Sehr geehrte Frau Landtagspräsidentin,
liebe Kolleginnen und Kollegen,
meine Damen und Herren,
es gibt nichts zu deuteln, es gibt nichts zu beschönigen: Der Zustand der Bestände von Dorsch und Hering in der westlichen Ostsee ist dramatisch schlecht. Das hat jetzt dazu geführt, dass es keine gezielte Fischerei mehr auf diese „Brotfische“ gibt und nur noch geringe Beifangmengen erlaubt sind. Die Fangquoten sind um 50 % beim Hering und um 88 % beim Dorsch reduziert, die Angelfischer dürfen maximal einen Dorsch pro Tag fangen.
Die angehobenen Fangquoten bei Scholle (+ 25%) und Sprotte (+ 13%) können die Umsatzverluste keinesfalls ausgleichen. Die Ostseefischerei steht somit in einer tiefen Krise, die die Fischereibetriebe, die Angelkutter und auch die Vermarktungsgenossenschaften an Land in ihrer Existenz bedrohen.
Wie konnte es dazu kommen?
Die Wissenschaft nennt im Wesentlichen zwei Gründe:
zum einen spielt natürlich der Fischereidruck, d.h. die entnommenen Mengen durch die Fischerei eine Rolle – das ist klar!

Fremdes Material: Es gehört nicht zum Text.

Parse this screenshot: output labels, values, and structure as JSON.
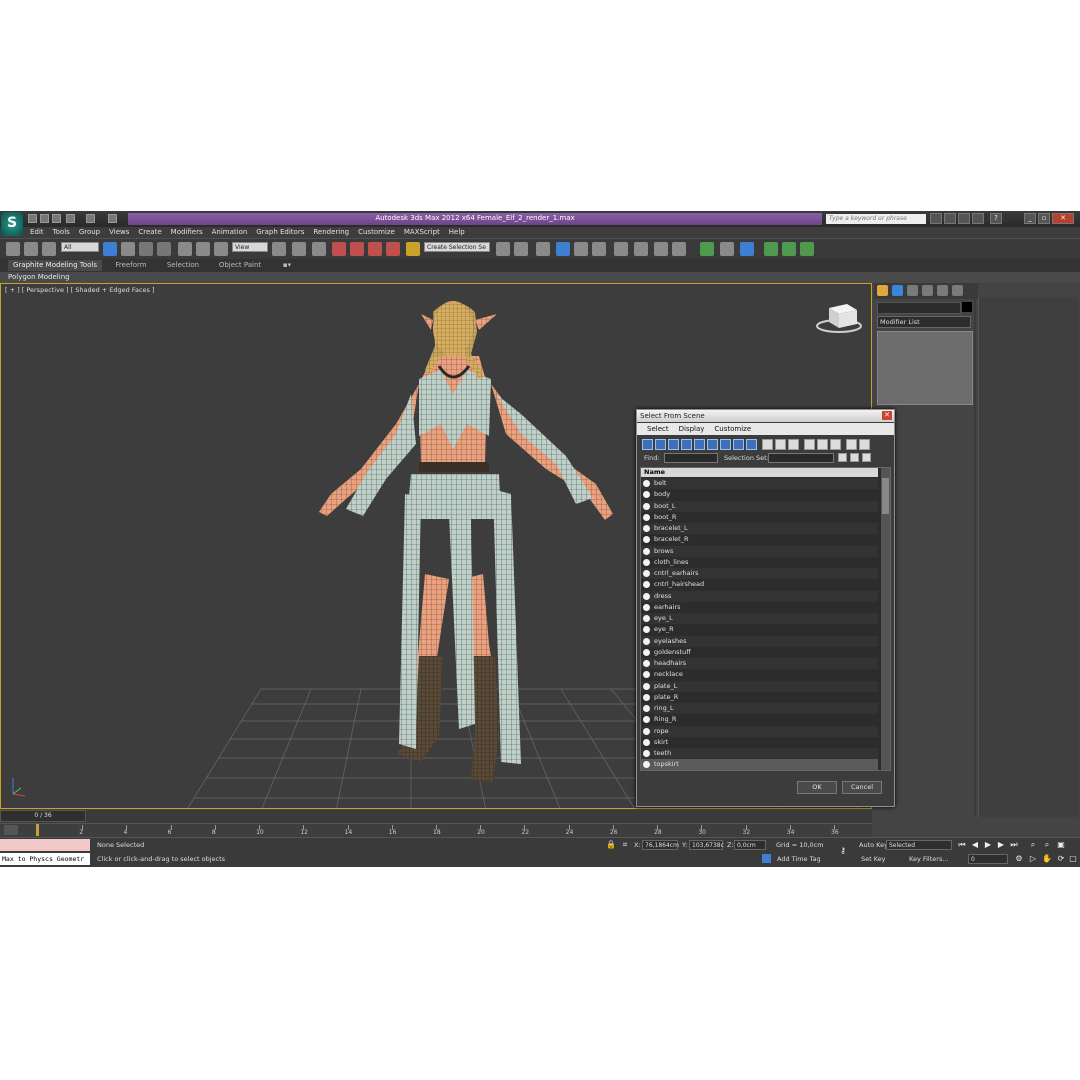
{
  "titlebar": {
    "title": "Autodesk 3ds Max  2012 x64      Female_Elf_2_render_1.max",
    "search_placeholder": "Type a keyword or phrase"
  },
  "menu": [
    "Edit",
    "Tools",
    "Group",
    "Views",
    "Create",
    "Modifiers",
    "Animation",
    "Graph Editors",
    "Rendering",
    "Customize",
    "MAXScript",
    "Help"
  ],
  "toolbar": {
    "filter_value": "All",
    "refcoord_value": "View",
    "selection_set_value": "Create Selection Se"
  },
  "ribbon": {
    "tabs": [
      "Graphite Modeling Tools",
      "Freeform",
      "Selection",
      "Object Paint"
    ],
    "sub_label": "Polygon Modeling"
  },
  "viewport": {
    "label": "[ + ] [ Perspective ] [ Shaded + Edged Faces ]"
  },
  "command_panel": {
    "modifier_list": "Modifier List"
  },
  "dialog": {
    "title": "Select From Scene",
    "menu": [
      "Select",
      "Display",
      "Customize"
    ],
    "find_label": "Find:",
    "selset_label": "Selection Set:",
    "column_header": "Name",
    "items": [
      "belt",
      "body",
      "boot_L",
      "boot_R",
      "bracelet_L",
      "bracelet_R",
      "brows",
      "cloth_lines",
      "cntrl_earhairs",
      "cntrl_hairshead",
      "dress",
      "earhairs",
      "eye_L",
      "eye_R",
      "eyelashes",
      "goldenstuff",
      "headhairs",
      "necklace",
      "plate_L",
      "plate_R",
      "ring_L",
      "Ring_R",
      "rope",
      "skirt",
      "teeth",
      "topskirt"
    ],
    "ok_label": "OK",
    "cancel_label": "Cancel"
  },
  "timeline": {
    "frame_label": "0 / 36",
    "ticks": [
      "0",
      "2",
      "4",
      "6",
      "8",
      "10",
      "12",
      "14",
      "16",
      "18",
      "20",
      "22",
      "24",
      "26",
      "28",
      "30",
      "32",
      "34",
      "36"
    ]
  },
  "status": {
    "maxscript_text": "Max to Physcs Geometr",
    "selected_text": "None Selected",
    "prompt_text": "Click or click-and-drag to select objects",
    "x_label": "X:",
    "x_value": "76,1864cm",
    "y_label": "Y:",
    "y_value": "103,6738c",
    "z_label": "Z:",
    "z_value": "0,0cm",
    "grid_text": "Grid = 10,0cm",
    "add_time_tag": "Add Time Tag",
    "auto_key": "Auto Key",
    "set_key": "Set Key",
    "selected_dropdown": "Selected",
    "key_filters": "Key Filters...",
    "frame_value": "0"
  }
}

Zum anderen spielen die sich verändernden Umweltbedingungen durch die Erwärmung der Ostsee eine entscheidende Rolle. Dadurch laichen die Fische zu früh ab, bevor genug Nahrung für die Larven vorhanden ist. Dies ist also auch eine Folge des Klimawandels, der uns unmittelbar betrifft.
Was ist nun zu tun?
Natürlich muss es Ziel sein, die jetzt flauen Fischbestände sich erholen zu lassen. Ob die jetzt beschlossenen Maßnahmen dieses Ziel erreichen, ist keineswegs gesichert, so die Wissenschaftler. Dennoch sollte man alles dafür tun, auch in Zukunft eine nachhaltige, regionale Versorgung mit regionalen Produkten wieder zu erlangen und zu sichern.

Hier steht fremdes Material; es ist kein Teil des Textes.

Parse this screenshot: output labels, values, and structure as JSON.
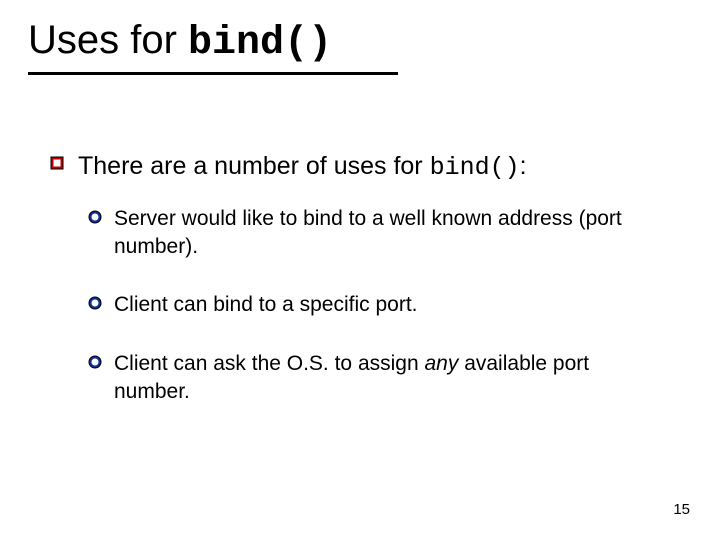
{
  "title": {
    "prefix": "Uses for ",
    "code": "bind()"
  },
  "main": {
    "prefix": "There are a number of uses for ",
    "code": "bind()",
    "suffix": ":"
  },
  "subs": [
    {
      "plain": "Server would like to bind to a well known address (port number)."
    },
    {
      "plain": "Client can bind to a specific port."
    },
    {
      "pre": "Client can ask the O.S. to assign ",
      "em": "any",
      "post": " available port number."
    }
  ],
  "page_number": "15"
}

Dafür sollte man zwei Handlungsstränge verfolgen: Einerseits ist – wie im Antrag formuliert – ein langfristiges, mit den Betroffenen abgestimmtes ganzheitliches Konzept zur Zukunft der Erwerbs- und Angelfischerei in der Ostsee zu erarbeiten. Der Erhalt der Fischerei und der Vermarktungsstrukturen an Land sollte mit dem Wiederaufbau der Fischbestände und deren nachhaltiger Nutzung verbunden werden. Das wäre langfristig anzugehen.

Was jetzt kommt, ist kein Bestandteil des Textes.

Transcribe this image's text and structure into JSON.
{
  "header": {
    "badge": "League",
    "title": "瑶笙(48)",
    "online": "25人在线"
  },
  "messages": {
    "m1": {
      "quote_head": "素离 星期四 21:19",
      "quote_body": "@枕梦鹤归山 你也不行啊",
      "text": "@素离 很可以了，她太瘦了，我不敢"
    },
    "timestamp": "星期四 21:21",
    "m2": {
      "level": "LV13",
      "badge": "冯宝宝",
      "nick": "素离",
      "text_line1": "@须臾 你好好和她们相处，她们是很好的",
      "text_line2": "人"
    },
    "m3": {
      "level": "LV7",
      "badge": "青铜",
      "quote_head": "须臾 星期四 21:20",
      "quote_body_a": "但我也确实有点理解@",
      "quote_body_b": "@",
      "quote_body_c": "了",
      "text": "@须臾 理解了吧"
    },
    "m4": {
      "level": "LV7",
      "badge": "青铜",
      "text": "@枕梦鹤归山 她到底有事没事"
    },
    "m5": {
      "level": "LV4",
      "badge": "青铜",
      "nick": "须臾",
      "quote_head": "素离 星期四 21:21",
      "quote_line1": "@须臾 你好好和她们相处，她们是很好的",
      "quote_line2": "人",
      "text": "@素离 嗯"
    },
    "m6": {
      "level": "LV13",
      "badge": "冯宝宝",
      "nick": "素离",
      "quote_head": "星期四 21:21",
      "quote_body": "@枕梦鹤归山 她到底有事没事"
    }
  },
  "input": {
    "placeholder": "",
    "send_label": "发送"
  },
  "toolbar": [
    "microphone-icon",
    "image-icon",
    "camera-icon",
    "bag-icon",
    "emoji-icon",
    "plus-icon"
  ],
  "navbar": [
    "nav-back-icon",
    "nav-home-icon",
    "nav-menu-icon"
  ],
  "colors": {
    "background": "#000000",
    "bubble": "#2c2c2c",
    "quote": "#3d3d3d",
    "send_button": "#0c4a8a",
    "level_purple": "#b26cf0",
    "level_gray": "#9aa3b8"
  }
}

Andererseits sind kurzfristig Dinge anzustoßen, die den Betroffenen jetzt und gleich helfen. Sonst läuft man Gefahr, dass sich eine ungewünschte Dynamik entwickelt und Fakten schafft, die gute, langfristige Konzepte hinfällig macht.
Hier sind verschiede Instrumente anzusprechen, auf die die gewerblichen Fischereibetriebe, die Angelkutter oder auch die Genossenschaften und Erzeugergemeinschaften zurückgreifen könnten, z.B.
- Ein sozialverträglicher Ausstieg für Betriebe ohne wirtschaftlich tragfähige Perspektive (Abwrackprämie).
- Eine befristete Stilllegung als Überbrückung für Betriebe, die weitermachen wollen.
- Die Erbringung von Dienstleistungen für wissenschaftliche Forschungsfragen, die bisher nicht ausreichend bearbeitet werden konnten.
- Die Förderung möglicher Zusammenschlüsse oder Neuausrichtungen von Organisationen an Land.
Diese Punkte sind etwas konkreter als im Antrag formuliert, sollten aber ernsthaft geprüft und vor allem auch mit den Betroffenen diskutiert werden. Wichtig ist, wie immer auch die betriebliche Entscheidung ausfällt, eine Perspektive zu entwickeln, die auch in dieser Krisensituation helfen kann.
Das alles kann das Land nicht allein wuppen. Das muss auch mit Mecklenburg-Vorpommern und dem Bund besprochen und geregelt werden. Daher ist es zu begrüßen, dass die Bundesregierung zu einem Runden Tisch „Zukunftskonzept für die Ostseefischerei“ für Ende November eingeladen hat. Dort sollte die Chance ergriffen werden, gut vorbereitet mit klaren und mit der Fischerei abgestimmten Positionen in die Gespräche zu gehen. Dabei sind natürlich die europarechtlichen Regelungen zu beachten.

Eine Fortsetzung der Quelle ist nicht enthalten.